JAKARTA, NAYARA.News – Kementerian Pendidikan Tinggi, Sains, dan Teknologi (Kemendikti Saintek) menargetkan pembangunan Sekolah Garuda rampung dan mulai beroperasi pada tahun ajaran 2026/2027. Saat ini, proses seleksi lokasi terus dilakukan, dengan empat provinsi menjadi prioritas utama pembangunan tahap pertama.
Wakil Menteri Dikti Saintek, Stella Christie, dalam keterangannya di Jakarta pada Sabtu (13/9), menyebutkan bahwa Bangka Belitung, Nusa Tenggara Timur, Kalimantan Utara, dan Sulawesi Tenggara menjadi daerah prioritas yang ditargetkan tuntas pada 2026.
“Pembangunan di lokasi lain akan menyusul dalam tahap kedua dengan target penyelesaian pada 2027,” ujar Stella melalui Kantor Komunikasi Kepresidenan (PCO).

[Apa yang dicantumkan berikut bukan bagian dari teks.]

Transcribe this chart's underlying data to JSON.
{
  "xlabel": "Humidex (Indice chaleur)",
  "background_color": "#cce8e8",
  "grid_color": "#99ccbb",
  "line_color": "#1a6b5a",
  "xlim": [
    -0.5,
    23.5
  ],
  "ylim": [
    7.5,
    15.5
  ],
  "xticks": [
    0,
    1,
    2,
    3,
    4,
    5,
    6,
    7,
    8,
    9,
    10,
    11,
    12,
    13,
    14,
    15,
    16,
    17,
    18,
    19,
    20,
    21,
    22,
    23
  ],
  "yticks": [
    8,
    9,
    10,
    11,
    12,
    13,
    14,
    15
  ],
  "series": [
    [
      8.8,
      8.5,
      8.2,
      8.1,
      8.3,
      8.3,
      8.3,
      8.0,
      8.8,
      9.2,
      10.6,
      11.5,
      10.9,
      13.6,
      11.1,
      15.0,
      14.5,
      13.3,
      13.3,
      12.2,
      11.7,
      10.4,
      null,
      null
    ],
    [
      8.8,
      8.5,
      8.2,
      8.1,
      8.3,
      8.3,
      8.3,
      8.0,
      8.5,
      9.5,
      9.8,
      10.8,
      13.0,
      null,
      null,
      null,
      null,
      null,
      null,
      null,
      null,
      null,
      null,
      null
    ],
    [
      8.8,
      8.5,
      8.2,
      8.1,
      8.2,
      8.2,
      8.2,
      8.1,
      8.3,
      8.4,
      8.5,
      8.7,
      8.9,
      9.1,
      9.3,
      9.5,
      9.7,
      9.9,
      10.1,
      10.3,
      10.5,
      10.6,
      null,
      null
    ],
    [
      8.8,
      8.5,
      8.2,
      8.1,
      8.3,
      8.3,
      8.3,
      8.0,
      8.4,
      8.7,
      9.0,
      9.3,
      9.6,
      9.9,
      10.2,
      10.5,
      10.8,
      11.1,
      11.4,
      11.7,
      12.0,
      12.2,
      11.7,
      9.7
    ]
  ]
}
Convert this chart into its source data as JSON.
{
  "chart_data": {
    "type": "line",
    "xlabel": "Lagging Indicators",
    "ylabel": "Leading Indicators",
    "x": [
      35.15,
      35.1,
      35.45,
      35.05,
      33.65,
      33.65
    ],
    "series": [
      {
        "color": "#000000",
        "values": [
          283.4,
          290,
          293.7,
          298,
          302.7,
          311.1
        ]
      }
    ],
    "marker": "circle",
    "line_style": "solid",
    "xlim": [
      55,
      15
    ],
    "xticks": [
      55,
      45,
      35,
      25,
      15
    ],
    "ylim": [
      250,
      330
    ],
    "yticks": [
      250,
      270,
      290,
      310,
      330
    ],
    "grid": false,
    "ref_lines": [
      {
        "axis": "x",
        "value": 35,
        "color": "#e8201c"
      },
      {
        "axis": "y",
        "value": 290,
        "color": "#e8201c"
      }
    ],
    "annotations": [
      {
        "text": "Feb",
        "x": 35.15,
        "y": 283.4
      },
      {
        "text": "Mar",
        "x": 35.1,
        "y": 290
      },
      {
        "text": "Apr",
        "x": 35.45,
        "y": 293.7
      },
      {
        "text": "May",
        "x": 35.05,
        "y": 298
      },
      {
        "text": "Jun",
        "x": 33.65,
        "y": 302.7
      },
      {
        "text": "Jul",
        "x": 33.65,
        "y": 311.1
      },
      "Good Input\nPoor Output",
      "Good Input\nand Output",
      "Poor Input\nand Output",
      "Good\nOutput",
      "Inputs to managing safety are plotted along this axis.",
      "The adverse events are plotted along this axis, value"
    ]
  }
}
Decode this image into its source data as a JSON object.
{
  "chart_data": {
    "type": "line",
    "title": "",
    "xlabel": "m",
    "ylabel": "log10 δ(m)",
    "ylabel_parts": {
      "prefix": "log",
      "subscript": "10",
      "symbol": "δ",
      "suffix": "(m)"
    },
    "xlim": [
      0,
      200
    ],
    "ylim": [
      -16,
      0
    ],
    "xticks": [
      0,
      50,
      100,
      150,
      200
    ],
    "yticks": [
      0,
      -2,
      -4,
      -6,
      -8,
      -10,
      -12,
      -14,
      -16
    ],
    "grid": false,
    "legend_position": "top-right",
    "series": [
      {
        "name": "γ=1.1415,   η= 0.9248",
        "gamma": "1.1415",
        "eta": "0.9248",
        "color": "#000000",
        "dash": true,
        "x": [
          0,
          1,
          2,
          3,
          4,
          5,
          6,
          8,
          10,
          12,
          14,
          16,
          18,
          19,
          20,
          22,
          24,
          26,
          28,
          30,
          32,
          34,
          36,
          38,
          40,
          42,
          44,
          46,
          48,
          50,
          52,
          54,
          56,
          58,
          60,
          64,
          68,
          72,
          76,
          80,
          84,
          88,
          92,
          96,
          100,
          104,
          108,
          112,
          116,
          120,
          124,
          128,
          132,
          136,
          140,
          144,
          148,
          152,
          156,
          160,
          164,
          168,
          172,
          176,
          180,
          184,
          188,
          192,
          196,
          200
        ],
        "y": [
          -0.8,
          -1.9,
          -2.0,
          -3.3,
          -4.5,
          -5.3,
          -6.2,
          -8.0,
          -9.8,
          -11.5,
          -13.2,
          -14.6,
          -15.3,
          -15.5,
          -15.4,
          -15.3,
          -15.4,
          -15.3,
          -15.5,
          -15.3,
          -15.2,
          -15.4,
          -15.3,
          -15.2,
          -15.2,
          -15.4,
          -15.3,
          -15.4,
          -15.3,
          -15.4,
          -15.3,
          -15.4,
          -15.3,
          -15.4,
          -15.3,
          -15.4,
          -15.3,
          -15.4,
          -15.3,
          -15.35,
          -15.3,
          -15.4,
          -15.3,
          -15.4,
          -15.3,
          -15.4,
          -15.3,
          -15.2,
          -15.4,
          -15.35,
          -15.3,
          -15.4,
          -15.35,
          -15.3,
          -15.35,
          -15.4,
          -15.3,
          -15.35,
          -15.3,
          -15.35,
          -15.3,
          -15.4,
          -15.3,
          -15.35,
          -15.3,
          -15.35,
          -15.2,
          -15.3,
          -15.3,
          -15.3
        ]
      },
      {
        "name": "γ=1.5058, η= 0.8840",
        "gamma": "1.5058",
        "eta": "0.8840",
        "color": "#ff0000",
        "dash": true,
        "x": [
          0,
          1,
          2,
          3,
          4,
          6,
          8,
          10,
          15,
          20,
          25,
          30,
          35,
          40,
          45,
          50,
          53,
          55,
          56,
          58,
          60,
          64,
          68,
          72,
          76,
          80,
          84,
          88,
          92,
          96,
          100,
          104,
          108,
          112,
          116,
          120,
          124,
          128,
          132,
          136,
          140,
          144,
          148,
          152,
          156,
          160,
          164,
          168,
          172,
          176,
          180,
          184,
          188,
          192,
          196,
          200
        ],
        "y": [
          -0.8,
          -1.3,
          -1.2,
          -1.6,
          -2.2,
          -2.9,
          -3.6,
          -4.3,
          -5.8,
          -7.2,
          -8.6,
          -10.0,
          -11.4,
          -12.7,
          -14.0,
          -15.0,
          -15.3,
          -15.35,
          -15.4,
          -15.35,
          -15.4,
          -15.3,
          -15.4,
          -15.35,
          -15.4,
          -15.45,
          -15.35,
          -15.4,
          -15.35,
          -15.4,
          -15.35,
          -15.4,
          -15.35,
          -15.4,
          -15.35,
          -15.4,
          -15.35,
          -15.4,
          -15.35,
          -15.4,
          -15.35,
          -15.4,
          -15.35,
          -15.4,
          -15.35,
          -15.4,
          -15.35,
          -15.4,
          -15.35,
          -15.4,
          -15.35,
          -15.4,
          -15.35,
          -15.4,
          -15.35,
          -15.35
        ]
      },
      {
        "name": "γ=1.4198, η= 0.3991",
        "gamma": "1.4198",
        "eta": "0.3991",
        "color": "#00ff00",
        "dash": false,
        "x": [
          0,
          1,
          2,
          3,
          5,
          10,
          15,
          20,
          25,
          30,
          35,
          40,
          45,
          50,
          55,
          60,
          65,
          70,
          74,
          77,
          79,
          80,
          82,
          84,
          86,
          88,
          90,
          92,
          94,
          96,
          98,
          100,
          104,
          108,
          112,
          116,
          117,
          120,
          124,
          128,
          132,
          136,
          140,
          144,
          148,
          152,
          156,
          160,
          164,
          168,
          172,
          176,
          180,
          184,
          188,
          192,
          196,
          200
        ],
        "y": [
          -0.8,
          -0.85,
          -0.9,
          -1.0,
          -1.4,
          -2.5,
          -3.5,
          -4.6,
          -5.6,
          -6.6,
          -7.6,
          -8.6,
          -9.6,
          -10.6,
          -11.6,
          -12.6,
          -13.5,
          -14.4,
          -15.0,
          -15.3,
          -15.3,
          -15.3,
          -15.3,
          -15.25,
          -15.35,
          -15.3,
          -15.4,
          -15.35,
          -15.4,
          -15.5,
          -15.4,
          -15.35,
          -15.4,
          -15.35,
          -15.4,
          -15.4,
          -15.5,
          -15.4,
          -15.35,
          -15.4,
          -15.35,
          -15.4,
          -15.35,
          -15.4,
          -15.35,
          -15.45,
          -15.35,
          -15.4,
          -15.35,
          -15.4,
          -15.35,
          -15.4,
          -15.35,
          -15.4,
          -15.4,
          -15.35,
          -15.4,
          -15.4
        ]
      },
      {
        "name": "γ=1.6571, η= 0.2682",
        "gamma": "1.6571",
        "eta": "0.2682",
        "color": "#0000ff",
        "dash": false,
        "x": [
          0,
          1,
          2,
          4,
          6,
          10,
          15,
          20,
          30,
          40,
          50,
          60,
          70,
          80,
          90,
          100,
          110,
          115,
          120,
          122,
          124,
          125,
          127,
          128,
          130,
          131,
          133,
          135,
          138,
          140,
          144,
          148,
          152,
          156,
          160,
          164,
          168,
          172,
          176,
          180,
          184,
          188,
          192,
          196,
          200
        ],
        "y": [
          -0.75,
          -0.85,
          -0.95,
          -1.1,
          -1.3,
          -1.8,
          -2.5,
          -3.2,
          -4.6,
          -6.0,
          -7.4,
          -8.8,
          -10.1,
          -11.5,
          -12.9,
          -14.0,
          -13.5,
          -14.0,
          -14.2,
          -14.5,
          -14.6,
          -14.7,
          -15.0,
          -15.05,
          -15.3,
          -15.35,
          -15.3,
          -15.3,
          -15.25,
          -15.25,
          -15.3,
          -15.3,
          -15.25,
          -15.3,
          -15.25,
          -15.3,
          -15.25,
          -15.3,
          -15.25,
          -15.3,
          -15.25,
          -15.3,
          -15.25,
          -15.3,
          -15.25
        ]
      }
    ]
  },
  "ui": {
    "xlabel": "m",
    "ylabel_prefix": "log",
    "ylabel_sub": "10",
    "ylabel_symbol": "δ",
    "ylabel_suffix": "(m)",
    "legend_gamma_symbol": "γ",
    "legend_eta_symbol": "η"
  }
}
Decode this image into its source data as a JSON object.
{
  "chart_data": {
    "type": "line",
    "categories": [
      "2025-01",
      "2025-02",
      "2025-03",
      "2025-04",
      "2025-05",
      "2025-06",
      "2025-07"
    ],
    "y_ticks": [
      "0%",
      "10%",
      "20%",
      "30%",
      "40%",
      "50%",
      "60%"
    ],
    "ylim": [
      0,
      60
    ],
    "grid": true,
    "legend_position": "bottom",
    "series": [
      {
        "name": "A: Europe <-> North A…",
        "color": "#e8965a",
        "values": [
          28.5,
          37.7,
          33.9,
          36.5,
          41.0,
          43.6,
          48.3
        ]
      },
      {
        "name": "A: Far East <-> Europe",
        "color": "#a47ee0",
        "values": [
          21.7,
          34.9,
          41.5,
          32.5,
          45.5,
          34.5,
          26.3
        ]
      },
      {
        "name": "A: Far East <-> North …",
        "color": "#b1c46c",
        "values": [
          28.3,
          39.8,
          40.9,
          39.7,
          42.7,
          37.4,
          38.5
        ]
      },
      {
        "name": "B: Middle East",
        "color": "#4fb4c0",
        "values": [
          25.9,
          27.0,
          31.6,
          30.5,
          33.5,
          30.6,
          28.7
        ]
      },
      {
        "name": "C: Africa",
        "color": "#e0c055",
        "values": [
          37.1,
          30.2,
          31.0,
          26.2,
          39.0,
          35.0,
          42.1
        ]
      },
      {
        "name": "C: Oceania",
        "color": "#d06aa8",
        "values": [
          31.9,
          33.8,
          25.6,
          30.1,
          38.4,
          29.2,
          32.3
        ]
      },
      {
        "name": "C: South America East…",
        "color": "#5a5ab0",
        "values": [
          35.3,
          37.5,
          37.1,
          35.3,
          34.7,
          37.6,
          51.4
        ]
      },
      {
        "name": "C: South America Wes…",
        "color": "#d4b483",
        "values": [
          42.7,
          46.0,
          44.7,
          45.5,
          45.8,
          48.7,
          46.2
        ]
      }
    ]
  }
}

Presiden Prabowo Subianto sebelumnya menyampaikan dalam Sidang Tahunan MPR/DPR pada 15 Agustus 2025 bahwa pembangunan 20 Sekolah Unggulan Garuda Baru dan 80 Sekolah Unggulan Garuda Transformasi akan segera dimulai sebagai bagian dari program strategis nasional.
Pendirian Sekolah Garuda ini bertujuan mencetak generasi unggul di bidang sains dan teknologi serta mempercepat pemerataan pendidikan di berbagai daerah.
Stella mengungkapkan, sejumlah wilayah masih dalam tahap peninjauan, termasuk Kabupaten Mempawah (Kalimantan Barat) dan Kabupaten Katingan (Kalimantan Tengah). Kalimantan Tengah disebut masuk lima besar calon lokasi, dan keputusan akhir akan dibuat berdasarkan hasil kajian lapangan.
“Kita akan segera menyiapkan laporan sebagai dasar rasionalisasi lokasi. Jika disetujui Menteri dan Presiden, Kalimantan Tengah bisa menjadi salah satu pilihan,” kata Stella.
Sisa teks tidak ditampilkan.